Jumping on Clouds : Day 2 of #100DaysOfHackerrank (with Swift)

Azura Sakan Taufik
3 min readAug 14, 2021

Day 2 of my own Hackerrank Challenge. Today I solved the Jumping On Clouds problem. I will publish my Day 1 takeaways soon, it’s still a work in progress.

Overview

Level : Easy

Problem

  • There’s a consecutive number of clouds
  • There’s two types of clouds; cumulus & thunderheads
  • You can jump on a cumulus cloud if :
  • The destination cumulus cloud is equal to the number of cloud you are on plus 1 or 2.
  • You must avoid the thunderheads

Find

The minimum number of jumps from start to finish.

Let’s Define

  • Input will be an array of binary integers where :
  • 0 represents a cumulus cloud and
  • 1 represents a thunderhead
  • Output will be an integer of the number of minimum jumps.

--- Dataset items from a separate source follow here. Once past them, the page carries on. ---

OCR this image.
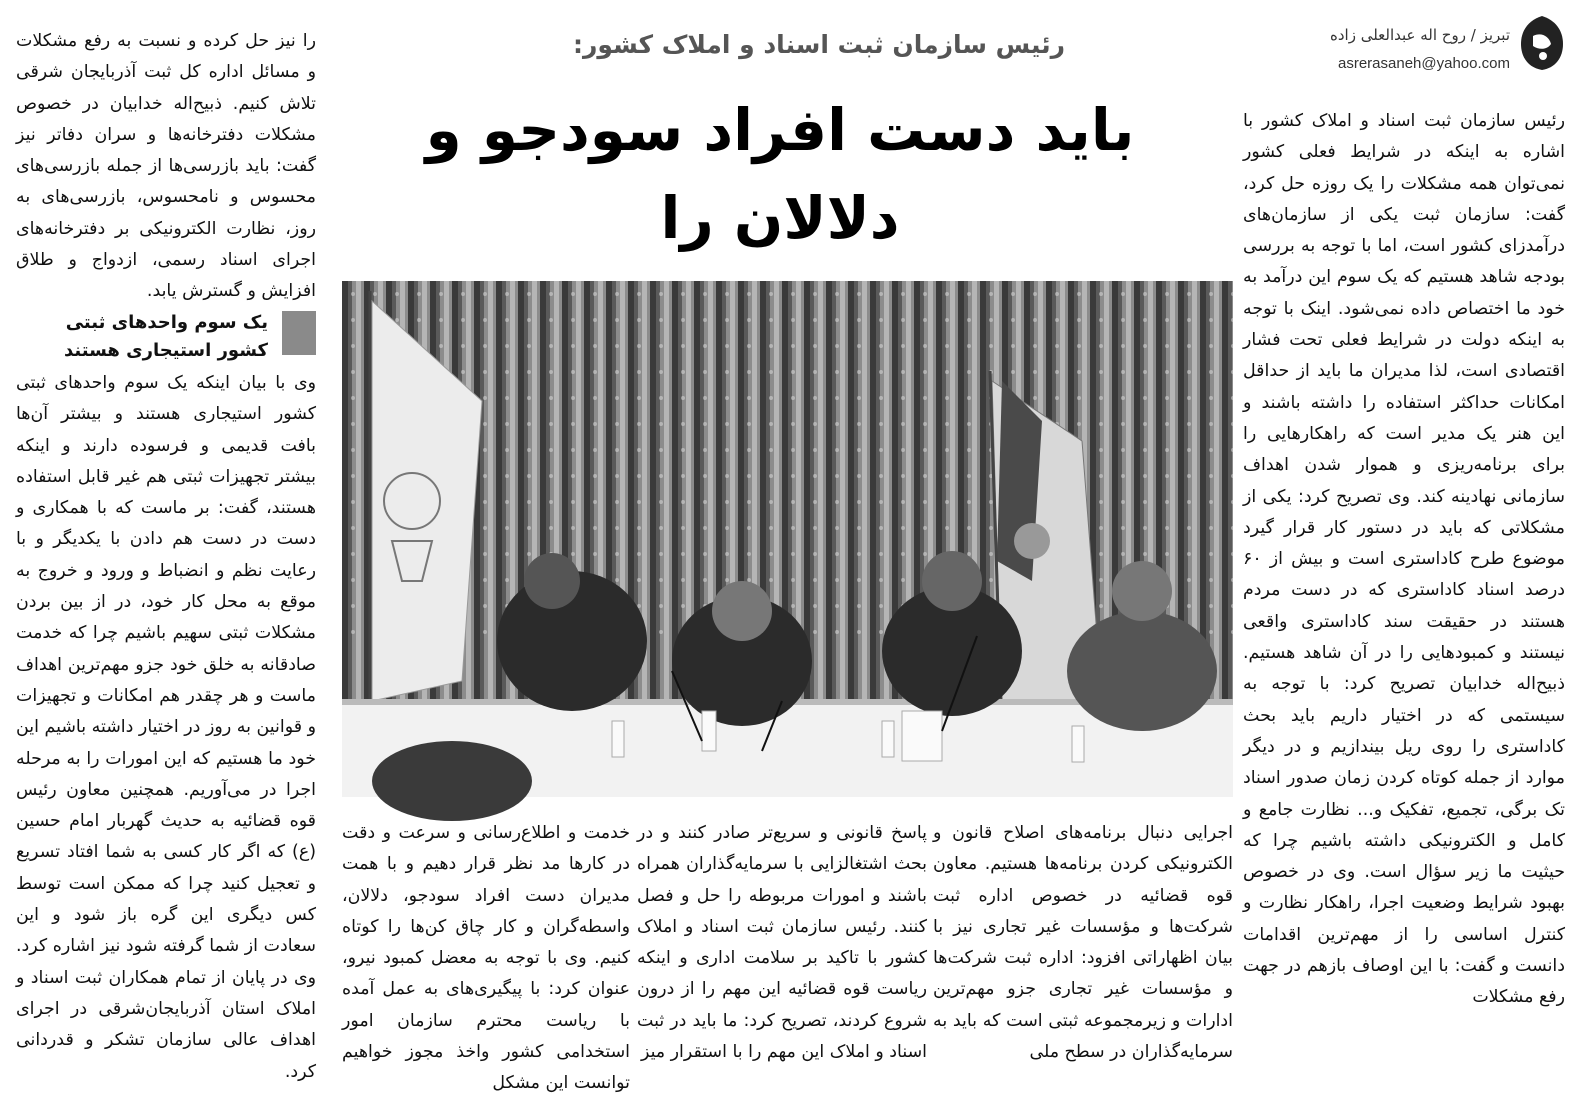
تبریز / روح اله عبدالعلی زاده
asrerasaneh@yahoo.com
رئیس سازمان ثبت اسناد و املاک کشور:
باید دست افراد سودجو و دلالان را

رئیس سازمان ثبت اسناد و املاک کشور با اشاره به اینکه در شرایط فعلی کشور نمی‌توان همه مشکلات را یک روزه حل کرد، گفت: سازمان ثبت یکی از سازمان‌های درآمدزای کشور است، اما با توجه به بررسی بودجه شاهد هستیم که یک سوم این درآمد به خود ما اختصاص داده نمی‌شود. اینک با توجه به اینکه دولت در شرایط فعلی تحت فشار اقتصادی است، لذا مدیران ما باید از حداقل امکانات حداکثر استفاده را داشته باشند و این هنر یک مدیر است که راهکارهایی را برای برنامه‌ریزی و هموار شدن اهداف سازمانی نهادینه کند. وی تصریح کرد: یکی از مشکلاتی که باید در دستور کار قرار گیرد موضوع طرح کاداستری است و بیش از ۶۰ درصد اسناد کاداستری که در دست مردم هستند در حقیقت سند کاداستری واقعی نیستند و کمبودهایی را در آن شاهد هستیم. ذبیح‌اله خدابیان تصریح کرد: با توجه به سیستمی که در اختیار داریم باید بحث کاداستری را روی ریل بیندازیم و در دیگر موارد از جمله کوتاه کردن زمان صدور اسناد تک برگی، تجمیع، تفکیک و... نظارت جامع و کامل و الکترونیکی داشته باشیم چرا که حیثیت ما زیر سؤال است. وی در خصوص بهبود شرایط وضعیت اجرا، راهکار نظارت و کنترل اساسی را از مهم‌ترین اقدامات دانست و گفت: با این اوصاف بازهم در جهت رفع مشکلات
اجرایی دنبال برنامه‌های اصلاح قانون و الکترونیکی کردن برنامه‌ها هستیم. معاون قوه قضائیه در خصوص اداره ثبت شرکت‌ها و مؤسسات غیر تجاری نیز با بیان اظهاراتی افزود: اداره ثبت شرکت‌ها و مؤسسات غیر تجاری جزو مهم‌ترین ادارات و زیرمجموعه ثبتی است که باید به سرمایه‌گذاران در سطح ملی
پاسخ قانونی و سریع‌تر صادر کنند و در بحث اشتغالزایی با سرمایه‌گذاران همراه باشند و امورات مربوطه را حل و فصل کنند. رئیس سازمان ثبت اسناد و املاک کشور با تاکید بر سلامت اداری و اینکه ریاست قوه قضائیه این مهم را از درون شروع کردند، تصریح کرد: ما باید در ثبت اسناد و املاک این مهم را با استقرار میز
خدمت و اطلاع‌رسانی و سرعت و دقت در کارها مد نظر قرار دهیم و با همت مدیران دست افراد سودجو، دلالان، واسطه‌گران و کار چاق کن‌ها را کوتاه کنیم. وی با توجه به معضل کمبود نیرو، عنوان کرد: با پیگیری‌های به عمل آمده با ریاست محترم سازمان امور استخدامی کشور واخذ مجوز خواهیم توانست این مشکل
را نیز حل کرده و نسبت به رفع مشکلات و مسائل اداره کل ثبت آذربایجان شرقی تلاش کنیم. ذبیح‌اله خدابیان در خصوص مشکلات دفترخانه‌ها و سران دفاتر نیز گفت: باید بازرسی‌ها از جمله بازرسی‌های محسوس و نامحسوس، بازرسی‌های به روز، نظارت الکترونیکی بر دفترخانه‌های اجرای اسناد رسمی، ازدواج و طلاق افزایش و گسترش یابد.
یک سوم واحدهای ثبتی
کشور استیجاری هستند
وی با بیان اینکه یک سوم واحدهای ثبتی کشور استیجاری هستند و بیشتر آن‌ها بافت قدیمی و فرسوده دارند و اینکه بیشتر تجهیزات ثبتی هم غیر قابل استفاده هستند، گفت: بر ماست که با همکاری و دست در دست هم دادن با یکدیگر و با رعایت نظم و انضباط و ورود و خروج به موقع به محل کار خود، در از بین بردن مشکلات ثبتی سهیم باشیم چرا که خدمت صادقانه به خلق خود جزو مهم‌ترین اهداف ماست و هر چقدر هم امکانات و تجهیزات و قوانین به روز در اختیار داشته باشیم این خود ما هستیم که این امورات را به مرحله اجرا در می‌آوریم. همچنین معاون رئیس قوه قضائیه به حدیث گهربار امام حسین (ع) که اگر کار کسی به شما افتاد تسریع و تعجیل کنید چرا که ممکن است توسط کس دیگری این گره باز شود و این سعادت از شما گرفته شود نیز اشاره کرد. وی در پایان از تمام همکاران ثبت اسناد و املاک استان آذربایجان‌شرقی در اجرای اهداف عالی سازمان تشکر و قدردانی کرد.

As I’m brushing up my Swift programming skills. I’ll talk about the things about Swift that I didn’t really know previously as well.

So, my first initial thought was that I had to loop it of course, but what I didn’t know and just recently discovered was that you cannot increment the index directly in a for loop in Swift. Well, you can, but you must use the stride function where you will determine the start index, finish index, and how much you want to increment your index by. I still need to learn more about that. So, I was kinda stuck when I tried to increment my index inside the for loop, I got an error message saying the index was immutable. Thus, I must resolve to a different form of loops, my old friend, while. It's been awhile since I used it. Get it? hehe. Bad pun I know. And this is my way of solving it.

Final Solution

The first thing that came to mind, because we want the minimum number of jumps, and we can jump once or twice from our current position, I want to check whether we can double jump from our current position i.

And because of that, the maximum index where we can check double jumps so that we don’t get an Index out of range in this case would be index number 4 or simply the length of the array - 2.

But when we’re on second to last index (index 5) we also want to be able to check if the last index (index 6) is a safe columbus cloud. And thats why we can't directly check the case above first.

After the two ifs conditions are met, we can now check on the double jumps. I simply checked whether i+2is a cumulus cloud (has the value of 0), if yes, then we can jump there and increment the index by 2. If not, since there's only two possibilities, it must be a thunderheads. Then we take a step back and check whether the cloud at i+1 is a cumulus cloud (by logic, it has to be a cumulus cloud, or else we can't proceed) and increment the index by 1.

Both single and double jumps are considered as 1 jump, and that’s why at the end, we increment the numberOfJumps. This is what we will return.

Oh, don’t forget to exit the loop once the condition is not fulfilled, simple but common mistake.

Lesson Learned

  • I timed myself and it took me around 45 minutes to solve this problem. I had understand the logic but was struggling with the for loop implementation in Swift. And I spent some time researching about that first.
  • Compared to my first day, I’m less intimidated and now I know what to do. Divide and conquer. Scribble the problems on a piece of paper or a tab. Don’t rely 100% on typing out your logic. Sometimes it makes more sense to draw it.